Synopses & Reviews
Mounted encounters by armored knights locked in desperate hand-to-hand combat, stabbing and wrestling in tavern brawls, deceits and brutalities in street affrays, balletic homicide on the dueling field -- these were the martial arts of Renaissance Europe. In this extensively illustrated book Sydney Anglo, a leading historian of the Renaissance and its symbolism, provides the first complete study of the martial arts from the late fifteenth to the late seventeenth century. He explains the significance of martial arts in Renaissance education and everyday life and offers a full account of the social implications of one-to-one combat training.
Like the martial arts of Eastern societies, ritualized combat in the West was linked to contemporary social and scientific concerns, Anglo shows.

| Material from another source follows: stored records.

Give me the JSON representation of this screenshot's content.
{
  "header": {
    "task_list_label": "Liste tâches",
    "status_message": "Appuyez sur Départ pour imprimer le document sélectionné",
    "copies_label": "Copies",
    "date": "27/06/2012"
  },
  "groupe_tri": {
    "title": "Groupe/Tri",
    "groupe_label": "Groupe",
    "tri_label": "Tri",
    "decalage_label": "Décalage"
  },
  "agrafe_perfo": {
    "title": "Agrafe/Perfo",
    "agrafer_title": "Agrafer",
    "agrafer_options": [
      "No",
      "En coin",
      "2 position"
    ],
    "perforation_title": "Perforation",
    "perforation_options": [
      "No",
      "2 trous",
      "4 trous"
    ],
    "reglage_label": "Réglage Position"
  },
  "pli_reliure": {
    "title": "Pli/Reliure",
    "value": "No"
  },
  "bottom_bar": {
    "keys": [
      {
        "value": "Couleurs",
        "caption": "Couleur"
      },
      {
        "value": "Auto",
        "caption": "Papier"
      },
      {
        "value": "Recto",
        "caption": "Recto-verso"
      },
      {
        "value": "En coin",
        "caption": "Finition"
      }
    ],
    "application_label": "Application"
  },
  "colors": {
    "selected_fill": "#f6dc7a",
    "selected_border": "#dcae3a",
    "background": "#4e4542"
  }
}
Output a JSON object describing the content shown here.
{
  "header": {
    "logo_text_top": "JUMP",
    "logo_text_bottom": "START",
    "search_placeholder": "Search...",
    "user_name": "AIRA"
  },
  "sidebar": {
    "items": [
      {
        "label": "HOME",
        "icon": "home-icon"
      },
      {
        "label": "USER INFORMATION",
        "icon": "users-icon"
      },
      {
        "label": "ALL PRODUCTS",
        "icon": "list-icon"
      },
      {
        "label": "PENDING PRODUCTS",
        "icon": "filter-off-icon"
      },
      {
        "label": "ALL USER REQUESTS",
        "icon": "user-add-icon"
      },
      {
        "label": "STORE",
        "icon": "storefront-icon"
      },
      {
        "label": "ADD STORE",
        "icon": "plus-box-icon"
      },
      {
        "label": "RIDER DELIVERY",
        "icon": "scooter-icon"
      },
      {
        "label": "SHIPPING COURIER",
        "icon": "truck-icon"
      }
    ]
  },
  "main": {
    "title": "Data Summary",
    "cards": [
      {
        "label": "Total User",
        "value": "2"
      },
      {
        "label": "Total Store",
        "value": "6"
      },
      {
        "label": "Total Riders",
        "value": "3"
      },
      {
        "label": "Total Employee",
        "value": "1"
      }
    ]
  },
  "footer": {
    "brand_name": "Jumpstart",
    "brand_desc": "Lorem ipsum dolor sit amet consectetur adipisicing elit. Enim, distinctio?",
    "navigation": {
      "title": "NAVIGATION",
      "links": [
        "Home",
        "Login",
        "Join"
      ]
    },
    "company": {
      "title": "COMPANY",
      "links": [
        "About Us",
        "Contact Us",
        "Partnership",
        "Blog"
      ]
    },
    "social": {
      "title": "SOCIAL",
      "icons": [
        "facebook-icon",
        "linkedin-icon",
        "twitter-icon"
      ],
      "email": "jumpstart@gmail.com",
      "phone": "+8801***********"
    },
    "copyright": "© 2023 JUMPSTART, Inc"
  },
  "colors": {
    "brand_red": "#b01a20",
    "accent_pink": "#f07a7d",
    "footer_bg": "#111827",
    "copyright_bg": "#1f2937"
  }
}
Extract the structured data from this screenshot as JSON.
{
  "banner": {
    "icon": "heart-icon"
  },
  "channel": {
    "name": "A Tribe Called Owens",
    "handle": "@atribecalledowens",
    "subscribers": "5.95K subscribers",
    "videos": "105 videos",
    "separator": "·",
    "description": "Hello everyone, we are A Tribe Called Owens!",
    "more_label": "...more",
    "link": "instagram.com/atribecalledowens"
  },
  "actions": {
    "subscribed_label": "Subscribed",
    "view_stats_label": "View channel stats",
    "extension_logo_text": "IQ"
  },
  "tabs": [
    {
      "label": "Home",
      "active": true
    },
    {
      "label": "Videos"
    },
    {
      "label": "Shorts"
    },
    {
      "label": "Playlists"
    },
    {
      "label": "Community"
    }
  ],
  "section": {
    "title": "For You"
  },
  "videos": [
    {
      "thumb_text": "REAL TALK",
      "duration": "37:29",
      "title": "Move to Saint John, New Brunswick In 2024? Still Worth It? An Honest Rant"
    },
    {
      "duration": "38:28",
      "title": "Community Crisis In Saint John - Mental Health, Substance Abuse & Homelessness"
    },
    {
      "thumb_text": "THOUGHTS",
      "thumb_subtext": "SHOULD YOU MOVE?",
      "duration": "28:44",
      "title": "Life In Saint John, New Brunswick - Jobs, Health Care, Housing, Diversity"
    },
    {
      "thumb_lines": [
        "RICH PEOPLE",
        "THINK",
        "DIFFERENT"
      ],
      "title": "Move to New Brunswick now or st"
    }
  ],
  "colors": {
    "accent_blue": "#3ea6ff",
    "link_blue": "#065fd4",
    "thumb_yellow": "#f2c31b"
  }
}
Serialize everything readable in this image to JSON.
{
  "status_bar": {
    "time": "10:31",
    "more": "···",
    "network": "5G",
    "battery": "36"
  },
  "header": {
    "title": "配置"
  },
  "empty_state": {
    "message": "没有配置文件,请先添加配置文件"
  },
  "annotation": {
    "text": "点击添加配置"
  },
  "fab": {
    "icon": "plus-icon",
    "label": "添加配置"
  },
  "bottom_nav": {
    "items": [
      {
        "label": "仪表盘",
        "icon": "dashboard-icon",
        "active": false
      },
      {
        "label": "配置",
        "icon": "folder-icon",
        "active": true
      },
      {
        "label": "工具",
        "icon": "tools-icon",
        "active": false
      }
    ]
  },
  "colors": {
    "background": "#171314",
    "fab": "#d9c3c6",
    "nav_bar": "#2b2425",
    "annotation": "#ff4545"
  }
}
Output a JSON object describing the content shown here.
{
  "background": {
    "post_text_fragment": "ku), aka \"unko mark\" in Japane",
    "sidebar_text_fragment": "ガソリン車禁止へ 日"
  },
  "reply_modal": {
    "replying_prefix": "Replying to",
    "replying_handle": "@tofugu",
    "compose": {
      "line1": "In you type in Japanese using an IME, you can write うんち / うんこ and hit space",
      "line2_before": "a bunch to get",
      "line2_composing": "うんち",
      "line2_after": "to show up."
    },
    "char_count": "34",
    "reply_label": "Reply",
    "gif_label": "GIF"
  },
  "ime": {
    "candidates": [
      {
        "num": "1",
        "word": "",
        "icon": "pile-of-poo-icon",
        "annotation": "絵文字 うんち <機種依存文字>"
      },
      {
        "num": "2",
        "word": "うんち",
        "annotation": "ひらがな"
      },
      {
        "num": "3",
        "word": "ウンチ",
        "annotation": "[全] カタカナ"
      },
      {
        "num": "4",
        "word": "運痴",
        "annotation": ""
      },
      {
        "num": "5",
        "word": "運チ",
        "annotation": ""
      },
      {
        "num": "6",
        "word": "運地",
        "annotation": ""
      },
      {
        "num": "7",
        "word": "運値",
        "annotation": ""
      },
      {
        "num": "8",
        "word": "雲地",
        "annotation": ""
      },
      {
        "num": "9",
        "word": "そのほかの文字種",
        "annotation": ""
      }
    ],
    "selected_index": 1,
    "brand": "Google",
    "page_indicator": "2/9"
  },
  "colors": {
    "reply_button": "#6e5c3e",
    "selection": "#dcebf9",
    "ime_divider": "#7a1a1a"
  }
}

During the Renaissance, physical exercise was regarded as central to the education of knights and gentlemen. Soldiers wielded a variety of weapons on the battlefield, and it was normal for civilians to carry swords and know how to use them. In schools across the continent, professional masters-of-arms taught the skills necessary to survive in a society where violence was endemic and life cheap. Anglo draws on a wealth of evidence -- from detailed treatises and sketches by jobbing artists to magnificent images by Durer and Cranach and descriptions of real combat, weapons and armor -to reconstruct and illustrate the arts taught by these ancient masters-at-arms.
From balletic homicide on the duelling field to stabbing and wrestling in tavern brawls, few people realize that the West also developed its own ritualized fighting styles. This book provides an overview of these martial arts from the late 15th century to the late 17th century.